Il test del rapporto Omega-6/Omega-3
Esiste un semplice esame del sangue che può aiutare a comprendere meglio i propri livelli infiammatori. Il rapporto tra omega-6 e omega-3 nella dieta è un fattore cruciale nell’influenzare l’infiammazione. Un rapporto elevato Omega-6 a Omega-3, di circa 12 a 1, tipico delle diete occidentali, è associato a un’infiammazione aumentata e a un rischio maggiore di malattie croniche. Al contrario, un rapporto equilibrato, minore di 3 a 1, può promuovere effetti anti-infiammatori e migliorare i risultati complessivi per la salute.
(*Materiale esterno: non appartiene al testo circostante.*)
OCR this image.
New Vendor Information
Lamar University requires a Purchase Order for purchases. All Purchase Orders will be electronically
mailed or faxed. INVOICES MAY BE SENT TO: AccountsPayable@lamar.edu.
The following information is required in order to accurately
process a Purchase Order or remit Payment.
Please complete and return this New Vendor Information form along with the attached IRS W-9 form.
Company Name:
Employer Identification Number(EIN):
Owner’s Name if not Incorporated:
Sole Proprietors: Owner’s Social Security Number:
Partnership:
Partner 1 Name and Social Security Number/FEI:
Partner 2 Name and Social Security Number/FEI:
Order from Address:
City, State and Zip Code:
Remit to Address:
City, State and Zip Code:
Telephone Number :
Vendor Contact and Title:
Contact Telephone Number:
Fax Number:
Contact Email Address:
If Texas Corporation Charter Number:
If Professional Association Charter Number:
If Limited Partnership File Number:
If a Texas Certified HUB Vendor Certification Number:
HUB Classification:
Monitorare questo rapporto tramite un semplice esame può essere uno strumento semplice ma efficace per valutare l’impatto della dieta sull’infiammazione e per guidare le modifiche alla stessa. Questo esame del sangue è semplice ed è spesso disponibile anche in forma casalinga, nella quale basta pungersi la punta di un dito per recuperare il campione da mandare poi al laboratorio.
Inoltre, avere una misurazione precisa permette di monitorare in modo più oggettivo i progressi nel miglioramento del rapporto omega-6/omega-3 e, di conseguenza, nell’infiammazione complessiva.
Questo test è utile per avere un valore di riferimento da cui partire per eventuali cambi nella dieta o nell’integrazione.